Stanford Hill's glory days as a Dallas ISD basketball coach are now officially behind him. After winning a state title with Roosevelt in 2006, he moved to Skyline. During his tenure the team sunk from near dominance to mediocrity, posting a losing record in the 2012-13 season and barely sneaking into the playoffs. Following the season, Hill was stripped of his coaching job and transferred to another DISD school, where he currently teaches.
Hill has his suspicions about why he was fired, and they have nothing to do with his team's performance. As he told WFAA's Brett Shipp for a story that aired last night, he claims he was canned for refusing to play the son of Skyline Principal Harold Wright.
As evidence, he provides a series of text messages from Wright during the past seasons:
I hope you understand that we just want him to be pleased about his game. We are fanatics like other parents. He wants to play D1 so we gotta help him get better
Sometimes, the messages were more direct, like this one he received from Wright after a loss:
I'm not pleased.
And these received after a loss to J.J. Pearce:
Did [my son] do something wrong not to start? He played 6 minutes total
My wife is waiting to see you.
"I felt like I had to go out and meet with his wife because he's the principal, and I felt like if I didn't go out and meet with his wife at that particular time then I would probably lose my job the next day," Hill told Shipp.

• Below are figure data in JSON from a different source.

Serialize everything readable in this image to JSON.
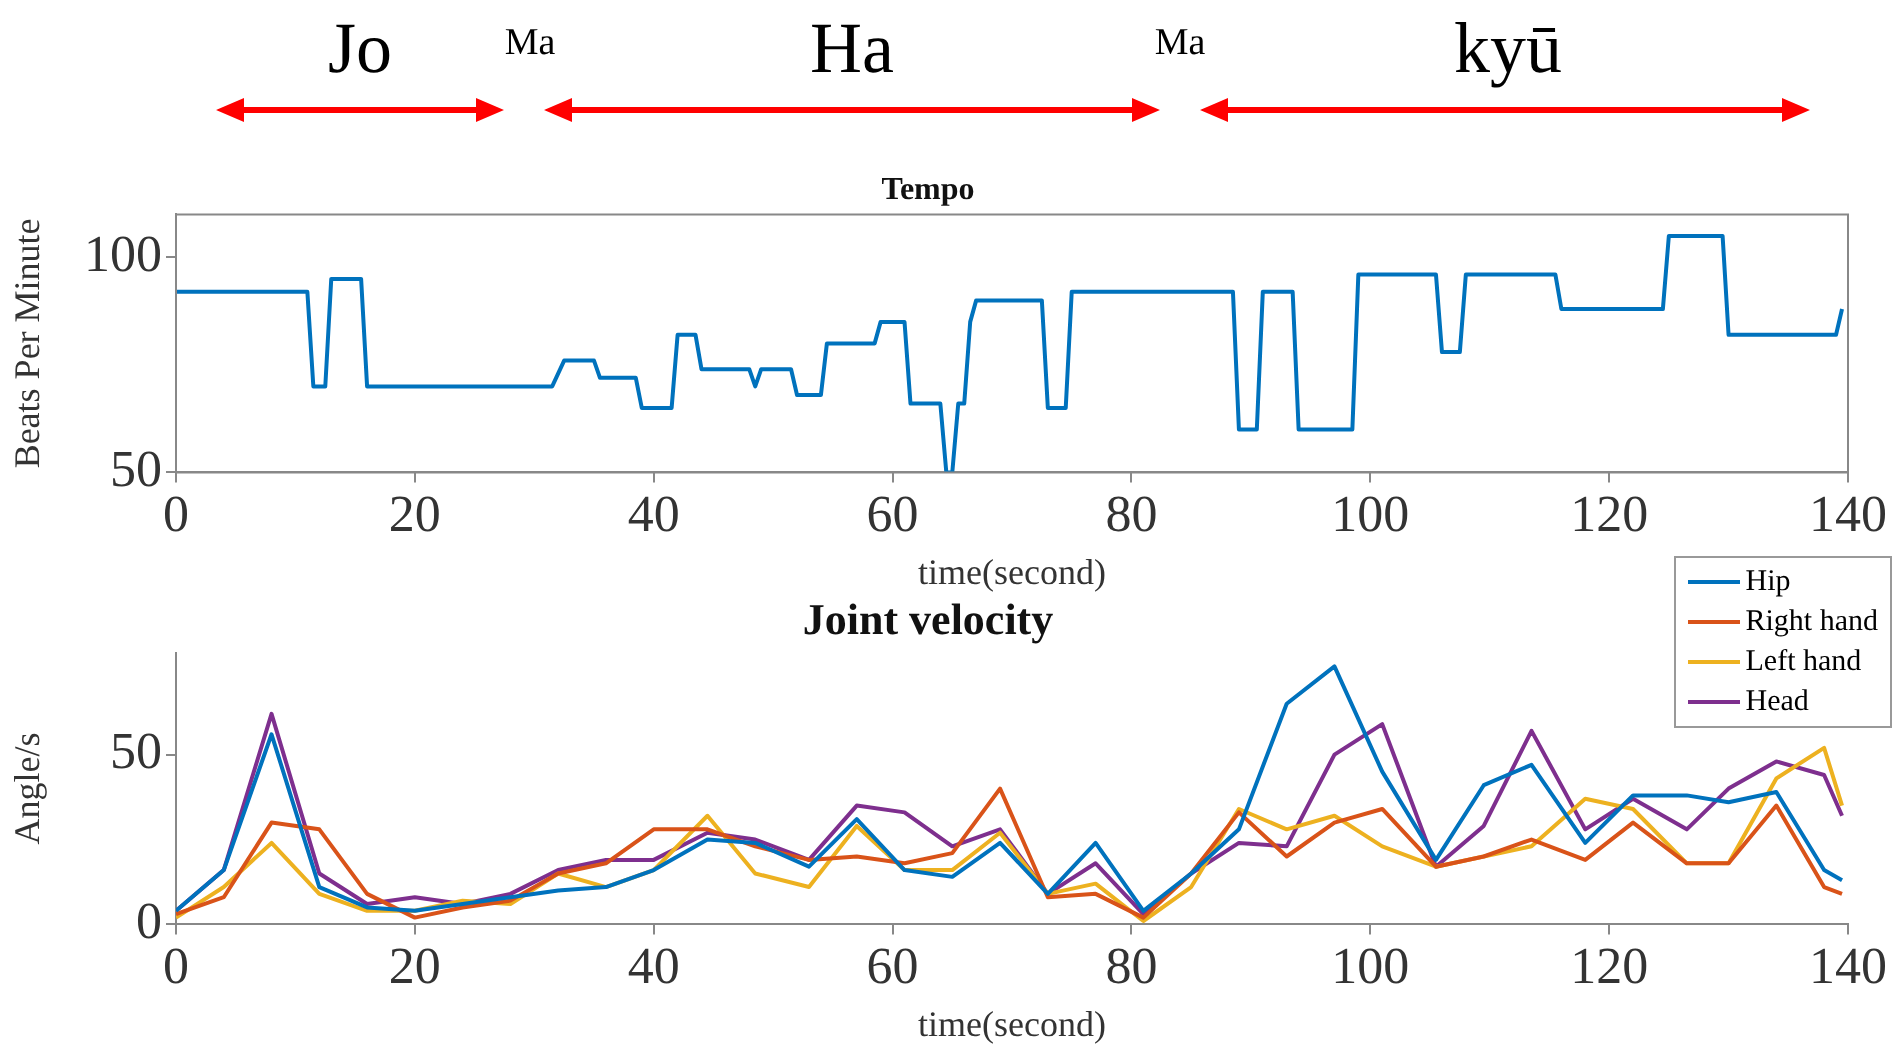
{
  "chart_data": [
    {
      "type": "line",
      "title": "Tempo",
      "xlabel": "time(second)",
      "ylabel": "Beats Per Minute",
      "color": "#0072bd",
      "x": [
        0,
        11,
        11.5,
        12.5,
        13,
        15.5,
        16,
        31.5,
        32.5,
        35,
        35.5,
        38.5,
        39,
        41.5,
        42,
        43.5,
        44,
        48,
        48.5,
        49,
        51.5,
        52,
        54,
        54.5,
        58.5,
        59,
        61,
        61.5,
        64,
        64.5,
        65,
        65.5,
        66,
        66.5,
        67,
        72.5,
        73,
        74.5,
        75,
        88.5,
        89,
        90.5,
        91,
        93.5,
        94,
        98.5,
        99,
        105.5,
        106,
        107.5,
        108,
        115.5,
        116,
        124.5,
        125,
        129.5,
        130,
        139,
        139.5
      ],
      "values": [
        92,
        92,
        70,
        70,
        95,
        95,
        70,
        70,
        76,
        76,
        72,
        72,
        65,
        65,
        82,
        82,
        74,
        74,
        70,
        74,
        74,
        68,
        68,
        80,
        80,
        85,
        85,
        66,
        66,
        50,
        50,
        66,
        66,
        85,
        90,
        90,
        65,
        65,
        92,
        92,
        60,
        60,
        92,
        92,
        60,
        60,
        96,
        96,
        78,
        78,
        96,
        96,
        88,
        88,
        105,
        105,
        82,
        82,
        88
      ],
      "xlim": [
        0,
        140
      ],
      "xticks": [
        0,
        20,
        40,
        60,
        80,
        100,
        120,
        140
      ],
      "ylim": [
        50,
        110
      ],
      "yticks": [
        50,
        100
      ],
      "grid": false,
      "legend": false,
      "annotations": [
        "Jo",
        "Ma",
        "Ha",
        "Ma",
        "kyū"
      ]
    },
    {
      "type": "line",
      "title": "Joint velocity",
      "xlabel": "time(second)",
      "ylabel": "Angle/s",
      "x": [
        0,
        4,
        8,
        12,
        16,
        20,
        24,
        28,
        32,
        36,
        40,
        44.5,
        48.5,
        53,
        57,
        61,
        65,
        69,
        73,
        77,
        81,
        85,
        89,
        93,
        97,
        101,
        105.5,
        109.5,
        113.5,
        118,
        122,
        126.5,
        130,
        134,
        138,
        139.5
      ],
      "series": [
        {
          "name": "Hip",
          "color": "#0072bd",
          "values": [
            4,
            16,
            56,
            11,
            5,
            4,
            6,
            8,
            10,
            11,
            16,
            25,
            24,
            17,
            31,
            16,
            14,
            24,
            9,
            24,
            4,
            15,
            28,
            65,
            76,
            45,
            19,
            41,
            47,
            24,
            38,
            38,
            36,
            39,
            16,
            13
          ]
        },
        {
          "name": "Right hand",
          "color": "#d95319",
          "values": [
            3,
            8,
            30,
            28,
            9,
            2,
            5,
            7,
            15,
            18,
            28,
            28,
            23,
            19,
            20,
            18,
            21,
            40,
            8,
            9,
            2,
            15,
            33,
            20,
            30,
            34,
            17,
            20,
            25,
            19,
            30,
            18,
            18,
            35,
            11,
            9
          ]
        },
        {
          "name": "Left hand",
          "color": "#edb120",
          "values": [
            2,
            11,
            24,
            9,
            4,
            4,
            7,
            6,
            15,
            11,
            16,
            32,
            15,
            11,
            29,
            16,
            16,
            27,
            9,
            12,
            1,
            11,
            34,
            28,
            32,
            23,
            17,
            20,
            23,
            37,
            34,
            18,
            18,
            43,
            52,
            35
          ]
        },
        {
          "name": "Head",
          "color": "#7e2f8e",
          "values": [
            4,
            16,
            62,
            15,
            6,
            8,
            6,
            9,
            16,
            19,
            19,
            27,
            25,
            19,
            35,
            33,
            23,
            28,
            9,
            18,
            3,
            15,
            24,
            23,
            50,
            59,
            17,
            29,
            57,
            28,
            37,
            28,
            40,
            48,
            44,
            32
          ]
        }
      ],
      "xlim": [
        0,
        140
      ],
      "xticks": [
        0,
        20,
        40,
        60,
        80,
        100,
        120,
        140
      ],
      "ylim": [
        0,
        80
      ],
      "yticks": [
        0,
        50
      ],
      "grid": false,
      "legend": "top right"
    }
  ]
}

The evidence Hill presented as part of DISD's grievance process, which you can read here courtesy of a website called The Watchful Eye, is a bit more ambiguous. It shows that Wright and Hill texted frequently about the son's play, which is odd, but none of the texts are particularly threatening. Two messages from Wright that read as ominous -- one warning that Superintendent Mike Miles will not look kindly on a parent complaint against a basketball coach, and the one urging Hill to talk with Wright's wife -- are written from Hill's own email account.
And then there are documents from Hill's personnel file, which Unfair Park obtained recently through an open records request. They include affidavits from two of Hill's assistant coaches describing Hill as a poor leader, lax disciplinarian, and someone who lacks the gravitas to be a head coach. Players would show up late to practice or skip it altogether yet still be allowed to play in games. They would talk back to coaches with impunity. He was aloof and unfocused.
It's entirely possible that the assistants' recollections were helped along by Wright, or that they had their eyes on Hill's job. Nevertheless, Hill's argument was dismissed at three levels of DISD grievance hearings.
Hill tells Shipp that he's staying in shape in hopes that the book hasn't completely closed on his 29-year coaching career, but he's not entirely optimistic. He says athletic department officials told him that filing a complaint against a principal meant he'd never be allowed courtside again.